Wahrscheinlich liegen die wahren Zahlen viel höher, denn die illegal hier Eingewanderten werden ja kaum in die Statistik Eingang finden, weil keine Behörde oder Institution überhaupt von ihnen weiß. Über eine amtliche, belastungsfähige Statistik wird seit Jahren heiß diskutiert. Eine offizielle Zählung sei undurchführbar und viel zu teuer, wendet die Politik ein. Möglicherweise aber möchte man es gar nicht so genau wissen, weil es ein zu deutlicher Beleg für den Zerfall und die Verarmung Deutschlands wäre. Das jedenfalls ist auch der Eindruck, den Werena Rosenke, die Geschäftsführerin der BAGW, gewonnen hat. Sie vermutet hinter der Unmöglichkeit, verlässliche Zahlen zu dem Problem zu erhalten, politische Gründe:

„‘In der Vergangenheit wollte die Bundesregierung keine offiziellen Zahlen, weil diese das Problem sehr deutlich offenbart und so den Handlungsdruck erhöht hätten.‘ Inzwischen komme aber Bewegung in die Angelegenheit, sagt Rosenke: ‚Wir haben den Eindruck, die politische Bereitschaft zur Einführung einer Wohnungsnotfallstatistik war noch nie so groß wie jetzt.‘“ schreibt die Zeit.

Deutschland:
Größter Niedriglohnsektor Europas, Verarmung, hohe Steuern, hohe Preise

Das Problem der Wohnungslosigkeit rührt sicher nicht davon her, dass sich einfach immer mehr Menschen mutwillig für das Abenteuer Wohnungs- und Obdachlosigkeit als alternative Lebensform entscheiden.

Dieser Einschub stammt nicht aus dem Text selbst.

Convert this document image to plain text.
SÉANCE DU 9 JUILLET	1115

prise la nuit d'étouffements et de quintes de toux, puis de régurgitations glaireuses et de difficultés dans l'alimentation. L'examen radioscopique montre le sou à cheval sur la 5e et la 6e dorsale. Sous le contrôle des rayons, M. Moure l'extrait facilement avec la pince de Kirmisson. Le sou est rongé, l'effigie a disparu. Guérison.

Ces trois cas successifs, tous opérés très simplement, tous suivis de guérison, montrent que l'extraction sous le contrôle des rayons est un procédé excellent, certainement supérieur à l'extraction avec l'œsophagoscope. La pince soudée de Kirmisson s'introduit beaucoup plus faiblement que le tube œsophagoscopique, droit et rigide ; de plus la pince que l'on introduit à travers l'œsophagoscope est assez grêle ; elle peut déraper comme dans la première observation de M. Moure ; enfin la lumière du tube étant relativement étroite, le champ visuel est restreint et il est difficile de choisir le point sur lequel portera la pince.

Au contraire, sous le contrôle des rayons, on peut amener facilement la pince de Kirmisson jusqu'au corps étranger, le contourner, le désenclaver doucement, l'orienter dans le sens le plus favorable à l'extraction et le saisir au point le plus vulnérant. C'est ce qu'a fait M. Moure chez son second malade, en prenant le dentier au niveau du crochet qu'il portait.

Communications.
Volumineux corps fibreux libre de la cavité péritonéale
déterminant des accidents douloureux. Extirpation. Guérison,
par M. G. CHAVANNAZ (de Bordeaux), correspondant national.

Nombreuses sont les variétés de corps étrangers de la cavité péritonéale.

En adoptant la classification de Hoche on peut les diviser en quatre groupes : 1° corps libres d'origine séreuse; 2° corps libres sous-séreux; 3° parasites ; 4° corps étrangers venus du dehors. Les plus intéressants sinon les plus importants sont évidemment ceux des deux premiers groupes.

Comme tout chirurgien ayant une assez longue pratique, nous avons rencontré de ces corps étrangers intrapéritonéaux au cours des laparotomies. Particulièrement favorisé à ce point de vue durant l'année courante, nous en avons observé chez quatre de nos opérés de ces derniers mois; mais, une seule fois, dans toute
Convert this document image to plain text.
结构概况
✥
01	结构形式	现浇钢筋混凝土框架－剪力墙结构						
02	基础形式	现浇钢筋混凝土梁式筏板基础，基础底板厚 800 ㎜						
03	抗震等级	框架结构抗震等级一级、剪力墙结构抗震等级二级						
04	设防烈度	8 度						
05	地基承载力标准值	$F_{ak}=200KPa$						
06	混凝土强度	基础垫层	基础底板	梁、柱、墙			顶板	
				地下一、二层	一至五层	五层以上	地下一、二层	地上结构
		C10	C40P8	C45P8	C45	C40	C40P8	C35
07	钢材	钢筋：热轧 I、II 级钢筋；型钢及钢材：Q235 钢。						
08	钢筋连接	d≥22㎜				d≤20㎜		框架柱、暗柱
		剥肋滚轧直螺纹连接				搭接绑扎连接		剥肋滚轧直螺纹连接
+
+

Auch wenn viele Betroffene von persönlichen Schicksalsschlägen berichten, wie Krankheit, Trennungen, plötzlichem Jobverlust, Gewalterfahrungen, die dann zum Verlust der eigenen Wohnung geführt haben, so bemerkt die „Zeit“ doch richtig:

„Wer aber wirtschaftlich und sozial abgesichert ist, kann das meist besser wegstecken. Und genau das scheint der springende Punkt: Immer mehr Menschen verlieren diese Absicherung. Die Gefahr, in einer ökonomisch schwierigen Lage von persönlichen Katastrophen getroffen zu werden und dann nach ganz unten abzurutschen, wird also größer, weil sich die sozialen Probleme verschärfen, wie auch Werena Rosenke von der BAGW berichtet: ‚Die Hauptursachen für den massiven Anstieg der Wohnungslosigkeit sind die zunehmende Armut und die Wohnungsnot.‘“

Die Menschen werden in die Verarmung getrieben von der Politik, insbesondere Wirtschaftspolitik, der Ausbeutung am Arbeitsplatz, den hohen Steuern und Abgaben, der massiven Zuwanderung und der daraus entstehenden Konkurrenz um preiswerten Wohnraum. Denn Deutschland hat nicht nur den größten Niedriglohnsektor Europas, sondern auch das niedrigste Medianeinkommen.

Bei dem Nettovermögen der Masse der deutschen Haushalte liegt Deutschland auch an letzter Stelle. Dafür bezahlen die Deutschen die zweithöchsten Steuern in Europa, nur Belgien liegt noch darüber. Dank Merkels Energiewende zahlen wir auch noch die höchsten Strompreise in Europa. Gleichzeitig explodieren die Mietpreise in den Städten und selbst die Mittelschicht hat Probleme, eine angemessene Unterkunft zu bezahlen. Zugleich gibt es immer weniger Sozialwohnungen für Schlechtergestellte.

Die Zuwanderung ist ebenfalls keine vernachlässigbare Randerscheinung. Offiziell sind seit 2015 etwa 1,6 Millionen Zuwanderer nach Deutschland gekommen. Dies sind aber nur die offiziellen Zahlen der behördlich erfassten Migranten. Man wird sicher von zwei Millionen ausgehen dürfen. Das bedeutet, eine ganze Großstadt an Wohnungen fehlt plötzlich und das eben hauptsächlich in den unteren Preiskategorien.

Man muss kein Raketentechniker sein, um grob überschlagen zu können, dass jetzt, wo die Massenarbeitslosigkeit anfängt, Tempo zu entwickeln und bei den obengenannten, wirtschaftlichen Rahmenbedingungen der Zusammenbruch immer schneller voranschreiten wird. Es gibt immer weniger Bürger in Arbeit, die mit ihren Steuergeldern das alles auffangen könnten und immer mehr, denen nichts mehr bleibt.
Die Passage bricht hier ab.